Depois de várias voltas, de passar pelo Miradouro do Cabo Girão e ver as vistas largas para o enorme oceano Atlântico, enveredámos pela estrada que rasgou a ilha há mais de 130 anos através da Serra de Água. Estrada que passa mesmo pela Taberna da Poncha. E em Roma, sê Romano. Não se vai à Taberna da Poncha com pejo de beber.

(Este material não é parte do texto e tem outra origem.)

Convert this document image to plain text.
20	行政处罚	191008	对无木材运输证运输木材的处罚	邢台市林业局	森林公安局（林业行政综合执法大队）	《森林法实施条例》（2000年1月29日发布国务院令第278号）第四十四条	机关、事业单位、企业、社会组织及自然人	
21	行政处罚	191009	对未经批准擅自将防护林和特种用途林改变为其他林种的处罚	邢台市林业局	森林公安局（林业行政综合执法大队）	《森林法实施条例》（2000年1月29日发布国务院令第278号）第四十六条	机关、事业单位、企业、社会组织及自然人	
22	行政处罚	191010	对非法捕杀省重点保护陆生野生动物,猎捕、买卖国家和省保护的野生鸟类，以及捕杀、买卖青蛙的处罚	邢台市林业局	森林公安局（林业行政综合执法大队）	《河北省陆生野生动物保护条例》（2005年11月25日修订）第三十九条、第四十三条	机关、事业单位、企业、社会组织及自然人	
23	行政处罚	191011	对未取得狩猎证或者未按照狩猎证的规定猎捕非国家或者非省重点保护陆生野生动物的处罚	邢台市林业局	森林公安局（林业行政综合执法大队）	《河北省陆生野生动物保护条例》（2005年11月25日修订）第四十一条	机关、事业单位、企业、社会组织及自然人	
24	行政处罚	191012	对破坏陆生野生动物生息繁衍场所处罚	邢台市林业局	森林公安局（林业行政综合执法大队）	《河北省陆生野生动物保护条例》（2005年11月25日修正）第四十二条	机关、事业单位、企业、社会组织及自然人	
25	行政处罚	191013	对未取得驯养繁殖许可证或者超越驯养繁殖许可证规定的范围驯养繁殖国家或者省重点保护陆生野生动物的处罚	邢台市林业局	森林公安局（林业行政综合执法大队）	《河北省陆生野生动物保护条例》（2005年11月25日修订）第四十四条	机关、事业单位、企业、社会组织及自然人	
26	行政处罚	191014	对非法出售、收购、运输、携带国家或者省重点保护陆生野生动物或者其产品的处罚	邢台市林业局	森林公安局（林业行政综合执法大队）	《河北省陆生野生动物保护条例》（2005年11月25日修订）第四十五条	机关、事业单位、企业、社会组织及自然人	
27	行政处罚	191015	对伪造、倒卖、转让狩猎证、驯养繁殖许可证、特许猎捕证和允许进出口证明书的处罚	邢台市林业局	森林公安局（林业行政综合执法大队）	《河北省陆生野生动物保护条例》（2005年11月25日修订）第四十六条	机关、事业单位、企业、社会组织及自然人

O pequeno espaço encaixado no vale sombrio parece uma casa de bonecas, na sua traça antiga, nas madeiras e nos objetos que remetem para outros tempos, quando ainda era uma mercearia, ou até antes, a história da casa perde-se nos séculos de existência até que chega às mãos do Sr. Henrique. É ele, que apesar do peso da idade espreme limões numa máquina ruidosa atrás do balcão. Os primeiros minutos que ali estamos são passados a admirar a histórias contadas pelo universo de cartões e mensagens que forram as paredes. Histórias deixadas por forasteiros, depois de umas quantas Ponchas, imagino.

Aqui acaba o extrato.